The script can run without any specific AWS credentials configuration (for example, without --profile, --role-arn or the MFA-related arguments). In those cases the script will simply use the built-in authentication mechanism from the SDK. Thus, you will need to ensure that one of the methods that the SDK uses to auto-discover credentials will work in your environment. For example, you could:
* Supply the credentials via [environment variables][envvars]
* Use the default credentials in your [shared credentials file][credsfile]
* Run the script on an [EC2 instance that has permissions][ec2]
Note that if you assume a role that requires MFA, the temporary credentials the script receives will only last for one hour, and cannot be refreshed without a new MFA token (which the script does not attempt to implement). Thus, the provisioned capacity, parallelism, and related limiting arguments must be configured to allow your entire table to be scanned during a single hour if you are using MFA.

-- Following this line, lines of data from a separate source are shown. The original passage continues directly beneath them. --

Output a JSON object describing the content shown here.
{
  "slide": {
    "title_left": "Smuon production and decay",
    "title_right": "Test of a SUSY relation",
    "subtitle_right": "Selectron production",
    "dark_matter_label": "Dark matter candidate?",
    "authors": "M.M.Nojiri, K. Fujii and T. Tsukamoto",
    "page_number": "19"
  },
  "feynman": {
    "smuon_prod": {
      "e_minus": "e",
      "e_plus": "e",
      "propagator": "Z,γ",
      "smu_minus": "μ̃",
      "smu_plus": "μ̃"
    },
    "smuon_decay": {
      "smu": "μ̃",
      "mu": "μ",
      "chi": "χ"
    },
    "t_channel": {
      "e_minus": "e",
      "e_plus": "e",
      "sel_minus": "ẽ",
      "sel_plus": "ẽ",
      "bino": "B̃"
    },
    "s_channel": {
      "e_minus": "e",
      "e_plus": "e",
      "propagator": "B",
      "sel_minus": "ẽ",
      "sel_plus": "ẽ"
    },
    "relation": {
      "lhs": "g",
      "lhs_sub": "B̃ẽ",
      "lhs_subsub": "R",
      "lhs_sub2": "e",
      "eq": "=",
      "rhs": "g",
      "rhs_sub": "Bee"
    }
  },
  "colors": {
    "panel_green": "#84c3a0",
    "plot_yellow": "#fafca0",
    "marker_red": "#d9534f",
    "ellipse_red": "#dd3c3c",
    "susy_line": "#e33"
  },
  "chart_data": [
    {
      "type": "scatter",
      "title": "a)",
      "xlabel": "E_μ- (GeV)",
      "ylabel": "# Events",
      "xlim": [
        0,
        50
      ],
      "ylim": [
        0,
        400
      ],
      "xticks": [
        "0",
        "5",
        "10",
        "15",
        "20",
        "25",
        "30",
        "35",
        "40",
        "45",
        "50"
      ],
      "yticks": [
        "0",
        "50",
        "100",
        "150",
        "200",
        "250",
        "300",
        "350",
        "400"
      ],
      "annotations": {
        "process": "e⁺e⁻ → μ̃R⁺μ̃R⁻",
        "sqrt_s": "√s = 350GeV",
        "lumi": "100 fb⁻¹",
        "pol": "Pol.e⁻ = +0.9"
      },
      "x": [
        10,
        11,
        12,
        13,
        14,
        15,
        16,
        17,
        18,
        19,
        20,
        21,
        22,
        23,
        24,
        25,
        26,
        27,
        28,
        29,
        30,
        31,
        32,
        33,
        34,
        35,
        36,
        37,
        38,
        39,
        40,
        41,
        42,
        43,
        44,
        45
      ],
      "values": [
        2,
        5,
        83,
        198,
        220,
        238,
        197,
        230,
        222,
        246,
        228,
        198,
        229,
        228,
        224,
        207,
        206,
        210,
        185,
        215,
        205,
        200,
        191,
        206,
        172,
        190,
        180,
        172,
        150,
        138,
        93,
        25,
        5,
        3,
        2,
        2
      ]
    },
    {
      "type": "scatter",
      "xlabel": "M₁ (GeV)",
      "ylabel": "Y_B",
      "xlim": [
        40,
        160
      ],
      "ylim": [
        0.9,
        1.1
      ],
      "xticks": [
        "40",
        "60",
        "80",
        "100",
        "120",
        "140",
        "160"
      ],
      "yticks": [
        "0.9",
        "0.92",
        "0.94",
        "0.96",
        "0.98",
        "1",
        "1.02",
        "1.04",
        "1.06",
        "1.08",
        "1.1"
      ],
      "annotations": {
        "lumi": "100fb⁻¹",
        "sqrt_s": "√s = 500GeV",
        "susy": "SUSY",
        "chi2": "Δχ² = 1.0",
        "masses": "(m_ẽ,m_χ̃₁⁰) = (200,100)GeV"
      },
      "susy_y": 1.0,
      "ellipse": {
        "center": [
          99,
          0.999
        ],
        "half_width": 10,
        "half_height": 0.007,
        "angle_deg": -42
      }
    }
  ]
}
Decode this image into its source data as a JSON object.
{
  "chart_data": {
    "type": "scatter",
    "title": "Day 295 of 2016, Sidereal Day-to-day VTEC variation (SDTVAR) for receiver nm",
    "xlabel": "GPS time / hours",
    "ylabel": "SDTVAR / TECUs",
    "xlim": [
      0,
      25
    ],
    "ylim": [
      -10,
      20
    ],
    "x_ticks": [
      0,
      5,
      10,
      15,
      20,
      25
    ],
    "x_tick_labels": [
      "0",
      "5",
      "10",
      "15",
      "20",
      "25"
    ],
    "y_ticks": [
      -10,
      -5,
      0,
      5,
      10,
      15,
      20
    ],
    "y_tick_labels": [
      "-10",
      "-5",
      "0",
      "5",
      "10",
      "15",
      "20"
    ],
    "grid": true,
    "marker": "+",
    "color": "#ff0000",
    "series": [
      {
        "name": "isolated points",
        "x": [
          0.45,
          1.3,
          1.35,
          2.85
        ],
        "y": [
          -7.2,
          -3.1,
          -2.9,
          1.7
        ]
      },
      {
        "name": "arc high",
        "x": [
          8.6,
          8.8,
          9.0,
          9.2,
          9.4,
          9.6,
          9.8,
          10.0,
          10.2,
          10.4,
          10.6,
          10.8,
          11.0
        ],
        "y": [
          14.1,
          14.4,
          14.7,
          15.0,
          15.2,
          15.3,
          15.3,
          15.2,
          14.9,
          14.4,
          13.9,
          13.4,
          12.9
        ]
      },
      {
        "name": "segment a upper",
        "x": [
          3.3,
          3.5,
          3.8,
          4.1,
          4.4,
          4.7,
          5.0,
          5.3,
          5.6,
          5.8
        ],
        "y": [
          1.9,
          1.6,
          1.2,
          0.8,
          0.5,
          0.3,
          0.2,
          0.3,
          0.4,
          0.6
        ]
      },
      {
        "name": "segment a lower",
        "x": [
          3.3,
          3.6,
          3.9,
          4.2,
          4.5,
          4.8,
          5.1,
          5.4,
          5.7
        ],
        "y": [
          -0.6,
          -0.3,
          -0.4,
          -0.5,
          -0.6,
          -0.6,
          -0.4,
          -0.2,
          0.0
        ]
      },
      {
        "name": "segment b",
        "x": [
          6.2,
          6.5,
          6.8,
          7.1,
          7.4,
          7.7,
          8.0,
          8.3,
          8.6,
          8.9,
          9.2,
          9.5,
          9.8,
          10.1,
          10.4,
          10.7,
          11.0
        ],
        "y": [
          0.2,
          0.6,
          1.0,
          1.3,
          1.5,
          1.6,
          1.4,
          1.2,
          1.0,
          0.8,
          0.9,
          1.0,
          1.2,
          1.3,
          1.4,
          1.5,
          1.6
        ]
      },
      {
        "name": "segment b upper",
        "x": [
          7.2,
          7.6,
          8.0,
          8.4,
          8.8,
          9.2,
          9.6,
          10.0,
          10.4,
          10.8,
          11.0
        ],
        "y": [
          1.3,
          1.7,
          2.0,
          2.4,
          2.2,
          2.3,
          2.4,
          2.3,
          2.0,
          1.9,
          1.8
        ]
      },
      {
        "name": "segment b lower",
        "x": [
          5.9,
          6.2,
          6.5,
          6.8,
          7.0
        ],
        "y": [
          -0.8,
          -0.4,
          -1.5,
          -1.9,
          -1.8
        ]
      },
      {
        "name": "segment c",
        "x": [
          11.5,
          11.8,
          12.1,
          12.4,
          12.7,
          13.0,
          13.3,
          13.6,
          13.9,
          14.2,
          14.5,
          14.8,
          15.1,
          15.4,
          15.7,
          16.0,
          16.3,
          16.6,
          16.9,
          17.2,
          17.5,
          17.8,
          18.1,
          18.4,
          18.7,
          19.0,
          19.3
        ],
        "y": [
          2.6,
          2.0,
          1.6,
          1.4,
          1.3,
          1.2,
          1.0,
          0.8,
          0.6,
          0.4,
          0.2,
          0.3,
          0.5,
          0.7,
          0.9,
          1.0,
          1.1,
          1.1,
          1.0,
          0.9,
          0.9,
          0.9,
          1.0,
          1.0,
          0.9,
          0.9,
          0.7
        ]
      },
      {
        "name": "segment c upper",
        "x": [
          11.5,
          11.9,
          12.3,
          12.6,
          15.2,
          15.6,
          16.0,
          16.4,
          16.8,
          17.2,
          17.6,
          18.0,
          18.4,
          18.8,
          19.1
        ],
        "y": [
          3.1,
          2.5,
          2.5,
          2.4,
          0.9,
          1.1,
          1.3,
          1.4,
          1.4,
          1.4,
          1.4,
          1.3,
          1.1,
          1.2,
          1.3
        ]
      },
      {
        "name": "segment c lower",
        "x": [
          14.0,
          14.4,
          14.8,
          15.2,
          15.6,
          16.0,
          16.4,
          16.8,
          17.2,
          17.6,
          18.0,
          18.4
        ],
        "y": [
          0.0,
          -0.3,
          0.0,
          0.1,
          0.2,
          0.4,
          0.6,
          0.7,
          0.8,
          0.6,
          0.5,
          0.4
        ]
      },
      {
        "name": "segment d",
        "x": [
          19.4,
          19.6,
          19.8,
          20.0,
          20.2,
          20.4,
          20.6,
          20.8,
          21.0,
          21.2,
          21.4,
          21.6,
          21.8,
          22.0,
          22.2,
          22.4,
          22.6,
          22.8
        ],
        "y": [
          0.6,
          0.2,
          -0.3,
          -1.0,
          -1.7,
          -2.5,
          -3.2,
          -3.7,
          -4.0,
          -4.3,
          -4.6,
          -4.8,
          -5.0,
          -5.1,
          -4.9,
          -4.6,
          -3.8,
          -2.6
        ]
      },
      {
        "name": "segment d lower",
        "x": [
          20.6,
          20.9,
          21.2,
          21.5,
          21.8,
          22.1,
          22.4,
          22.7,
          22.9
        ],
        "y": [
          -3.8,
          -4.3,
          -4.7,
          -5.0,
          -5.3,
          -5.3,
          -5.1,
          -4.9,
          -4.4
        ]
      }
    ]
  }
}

What Permissions Are Needed?

On the master table you will need:
* DynamoDB:DescribeTable
* DynamoDB:Scan
* If using the `--delete-extra` flag:
   * DynamoDB:BatchGetItem
On the slave table(s) you will need:
* DynamoDB:DescribeTable
* DynamoDB:BatchGetItem
* If using the `--write-missing` or `--write-differing` flags:
   * DynamoDB:PutItem
* If using the `--delete-extra` or `--scan-for-extra` flags:
   * DynamoDB:Scan
* If using the `--delete-extra` flag:
   * DynamoDB:DeleteItem

How do I contribute?

We genuinely appreciate external contributions. See our extensive documentationcontributing on how to contribute.


This software is released under the MIT license. See the license file for more details.